容烁干脆抄着手,靠着床架看她重复着那些老套的说辞。
丁凝把这个场合该说的台词都说完了,可是眼前的男人丝毫不为所动,她暗暗一咬牙:娘的,是个狠角色啊!
既然对方眼神毒的很,再演下去也没意思,丁凝身子一松,舒舒服服的盘腿坐着,还顺手理了一下裙子。
“折腾完了?”容烁噙着笑打趣她。
丁凝白了他一眼:“在你眼里,我是不是就像个耍猴戏的!”
容烁一本正经:“并非如此。
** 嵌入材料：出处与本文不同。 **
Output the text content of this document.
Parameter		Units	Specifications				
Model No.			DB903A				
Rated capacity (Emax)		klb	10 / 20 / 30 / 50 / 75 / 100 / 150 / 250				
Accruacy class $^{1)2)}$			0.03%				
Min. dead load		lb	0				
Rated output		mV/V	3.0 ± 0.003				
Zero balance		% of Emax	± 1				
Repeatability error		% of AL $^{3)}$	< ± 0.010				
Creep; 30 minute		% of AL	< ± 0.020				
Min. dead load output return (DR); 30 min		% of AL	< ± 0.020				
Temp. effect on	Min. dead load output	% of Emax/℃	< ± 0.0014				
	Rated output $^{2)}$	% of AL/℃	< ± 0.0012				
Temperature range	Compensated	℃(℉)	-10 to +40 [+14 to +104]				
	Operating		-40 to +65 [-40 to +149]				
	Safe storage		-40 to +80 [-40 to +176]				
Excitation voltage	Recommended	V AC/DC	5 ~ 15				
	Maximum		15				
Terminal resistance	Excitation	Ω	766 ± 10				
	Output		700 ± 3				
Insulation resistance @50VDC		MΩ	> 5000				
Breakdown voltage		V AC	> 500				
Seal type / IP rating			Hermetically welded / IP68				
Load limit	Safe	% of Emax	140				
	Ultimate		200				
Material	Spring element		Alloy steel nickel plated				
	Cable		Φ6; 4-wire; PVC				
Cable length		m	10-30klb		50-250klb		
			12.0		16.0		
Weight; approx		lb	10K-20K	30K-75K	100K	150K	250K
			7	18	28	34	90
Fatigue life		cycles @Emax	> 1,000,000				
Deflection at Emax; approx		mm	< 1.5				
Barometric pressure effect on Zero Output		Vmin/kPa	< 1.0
”
丁凝哼哼:“枉你生的一表人材,却乐的看一个小女子的热闹,简直……”
“若你这样也能称作猴戏,便是猴子被侮辱的最惨的一次。”
丁凝眸子渐渐睁大,脾气蹭的一下就上来了,她一骨碌爬起来,三两下跳下床穿好鞋子,单手叉腰指着他:“容烁,我虽不知你是何方神圣,但天子脚下也要讲王法!我一没杀人二没防火,你凭什么一副拿捏着我的姿态戏耍我!”
“我丁凝别的没有!骨气还是有的!即便你今日打定主意要恃强凌弱,我也绝不会让你就这样的得逞!与你待在一个房间,真是吸气都觉得恶心!你尽管放马过来,我丁凝弯弯眉毛就不是你姑奶奶!”